The market always responds to problems; unfortunately, the responses do not always solve the problem. In the wake of the E. coli O157:H7 outbreak in spinach, several companies are marketing products to help restore consumer confidence in packaged fresh vegetables.

One company is promoting a bacteriophage rinse for processing. Bacteriophages, viruses that attack and kill bacteria, were approved for use in meat by FDA this summer. Another company is marketing a labeling and track-back system to identify product origins and distribution. While voluntary market responses will provide benefits and should proceed, they are no substitute for aggressive mandatory action to prevent E. coli O157:H7 from entering the food supply in the first place.

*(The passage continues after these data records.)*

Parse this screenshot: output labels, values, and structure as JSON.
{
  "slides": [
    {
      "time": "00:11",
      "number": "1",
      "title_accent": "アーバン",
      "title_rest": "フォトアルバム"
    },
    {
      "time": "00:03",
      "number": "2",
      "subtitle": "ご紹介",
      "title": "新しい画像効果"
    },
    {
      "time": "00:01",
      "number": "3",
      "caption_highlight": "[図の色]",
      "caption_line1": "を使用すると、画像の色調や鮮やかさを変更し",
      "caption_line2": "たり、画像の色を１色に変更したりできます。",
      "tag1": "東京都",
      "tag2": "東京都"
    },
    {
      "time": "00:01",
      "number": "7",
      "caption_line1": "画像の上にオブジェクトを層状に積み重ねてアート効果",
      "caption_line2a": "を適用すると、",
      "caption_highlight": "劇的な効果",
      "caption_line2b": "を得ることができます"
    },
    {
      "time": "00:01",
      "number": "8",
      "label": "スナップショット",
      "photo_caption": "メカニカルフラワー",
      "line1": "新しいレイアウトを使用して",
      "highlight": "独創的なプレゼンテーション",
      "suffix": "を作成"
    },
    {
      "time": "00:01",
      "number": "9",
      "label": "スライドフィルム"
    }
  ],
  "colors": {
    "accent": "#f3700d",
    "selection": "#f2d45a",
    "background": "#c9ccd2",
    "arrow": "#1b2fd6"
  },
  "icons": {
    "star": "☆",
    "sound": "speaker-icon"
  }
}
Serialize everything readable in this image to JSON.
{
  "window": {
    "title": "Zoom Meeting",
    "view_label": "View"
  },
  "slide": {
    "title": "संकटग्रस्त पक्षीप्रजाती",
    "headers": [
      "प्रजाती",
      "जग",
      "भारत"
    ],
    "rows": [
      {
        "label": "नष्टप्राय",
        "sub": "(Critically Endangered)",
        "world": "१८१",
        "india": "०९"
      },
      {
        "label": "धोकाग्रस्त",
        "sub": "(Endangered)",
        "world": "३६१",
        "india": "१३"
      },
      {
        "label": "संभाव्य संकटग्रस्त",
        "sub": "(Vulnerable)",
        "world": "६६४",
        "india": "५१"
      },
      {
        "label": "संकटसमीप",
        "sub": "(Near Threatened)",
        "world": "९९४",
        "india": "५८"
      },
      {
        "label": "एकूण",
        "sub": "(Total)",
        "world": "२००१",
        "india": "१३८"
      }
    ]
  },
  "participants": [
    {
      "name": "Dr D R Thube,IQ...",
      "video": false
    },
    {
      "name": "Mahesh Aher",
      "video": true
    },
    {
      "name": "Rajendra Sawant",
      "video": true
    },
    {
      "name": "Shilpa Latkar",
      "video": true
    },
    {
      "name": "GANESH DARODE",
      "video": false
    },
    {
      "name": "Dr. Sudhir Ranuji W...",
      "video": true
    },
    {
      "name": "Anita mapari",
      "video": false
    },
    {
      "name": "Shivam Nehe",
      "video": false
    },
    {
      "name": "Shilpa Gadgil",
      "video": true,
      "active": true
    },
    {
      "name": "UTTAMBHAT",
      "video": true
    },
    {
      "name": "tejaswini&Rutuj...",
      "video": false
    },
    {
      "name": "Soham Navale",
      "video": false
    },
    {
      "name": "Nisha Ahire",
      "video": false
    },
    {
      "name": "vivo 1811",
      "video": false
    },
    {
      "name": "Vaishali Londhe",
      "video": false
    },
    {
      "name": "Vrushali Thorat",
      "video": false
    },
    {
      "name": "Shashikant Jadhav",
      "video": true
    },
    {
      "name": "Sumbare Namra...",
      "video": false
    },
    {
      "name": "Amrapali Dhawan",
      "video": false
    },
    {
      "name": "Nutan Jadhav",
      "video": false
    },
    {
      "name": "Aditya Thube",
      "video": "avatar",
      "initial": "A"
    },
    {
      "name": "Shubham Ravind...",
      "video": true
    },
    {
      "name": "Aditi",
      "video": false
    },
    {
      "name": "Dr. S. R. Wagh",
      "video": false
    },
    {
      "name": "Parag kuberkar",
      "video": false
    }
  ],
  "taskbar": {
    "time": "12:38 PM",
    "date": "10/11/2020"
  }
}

E. coli, commonly found in the gut of warm blooded animals, does not occur naturally in fruits and vegetables. The deadly, acid resistant variant of E. coli implicated in the spinach outbreak and other deadly outbreaks in water, meat, and vegetables most likely evolved over the last 40 years in confined animal feeding operations. We don’t know exactly how the spinach was contaminated, but preliminary investigations have linked the outbreak to E. coli found in cattle droppings collected from nearby pastures. An actual match will take a few more days.

Two remedies immediately come to mind: mandatory standards to address the spread and evolution of the deadly forms of E. coli in animal feeding operations; and, mandatory standards to ensure fruit and vegetable growing and processing operations are not exposed to animal wastes.